Gareth Stace, the director general of UK Steel, said it was essential the safeguards were maintained. “Failure to do so would risk surges in steel imports resulting in significant damage to UK producers, placing jobs, production, and investment at risk.”

The trade body said it was “certain” that extending the safeguards was compatible with the UK’s WTO obligations. “Crucially, the EU has just reconfirmed its own steel safeguards until June 2024 and a WTO ruling found the measures to be compliant with the rules,” Stace added.

Experts said this month’s extension deadline could be why Geidt was being asked for his opinion, but questioned why an adviser on the ministerial code was being quizzed on the legality of trade rules.

“I’m completely puzzled,” said Peter Holmes, of the UK Trade Policy Observatory at Sussex University. “Almost invariably when you introduce anti-dumping measures, you claim that what you’re doing is consistent with the WTO. So to ask Geidt’s opinion on an anti-dumping duty, it’s totally bizarre. He has no expertise in this area. You would ask Suella Braverman [the attorney general] whether it’s legal.”

David Gauke, the former Conservative justice secretary, suggested that there could be “more to this” than Britain’s compliance with WTO rules.
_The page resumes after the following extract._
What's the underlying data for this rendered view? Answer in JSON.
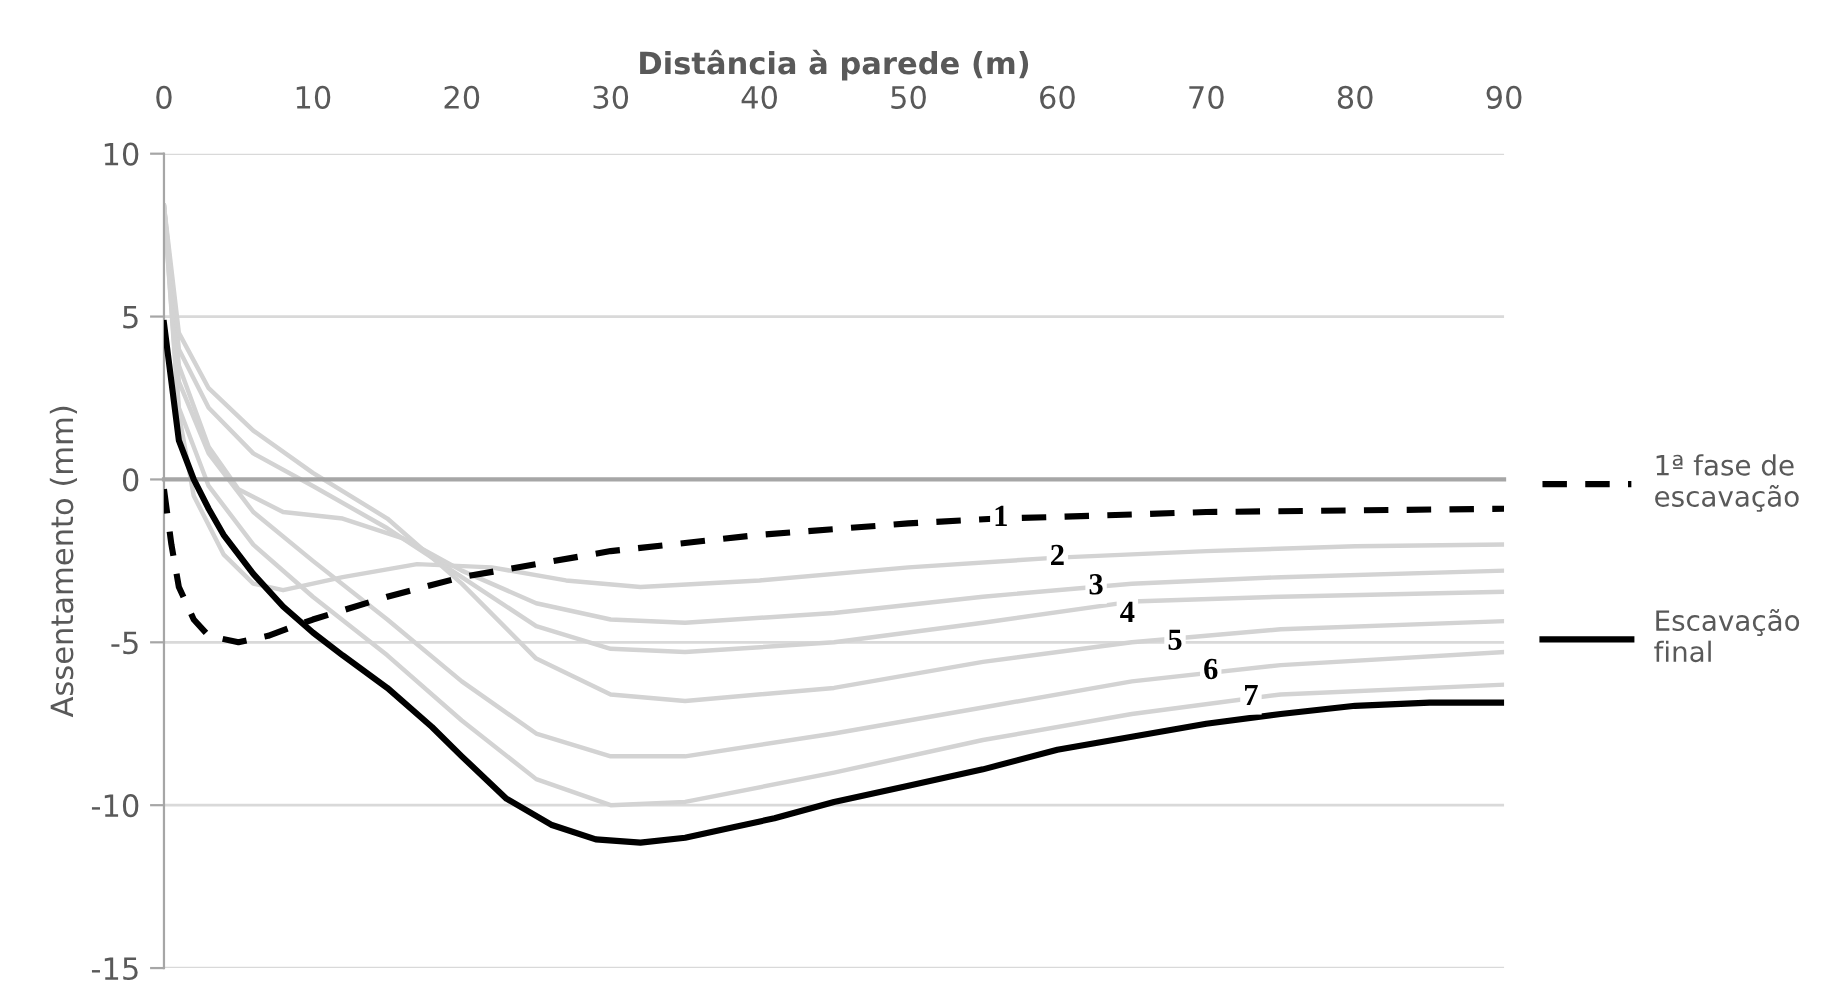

Either that, or the attorney general had concluded the tariffs plan was unlawful and had proposed an alternative course of action, but that ministers were considering ploughing on anyway.

“So much for Brexit being about ‘free trade’ as the PM loses his ethics adviser because of a desire to break WTO rules in order to put illegal tariffs on steel,” he tweeted.

The prime minister’s spokesperson said Johnson thought it was right to consult Geidt and get his view on how this interplayed with the ministerial code.

The WTO said its secretariat was not authorised to interpret WTO agreements, and would not comment on the domestic policies of any of its members. Trade disputes are brought to the WTO when one member feels that another member’s trade practices affect world trade in a manner contrary to the organisation’s agreements.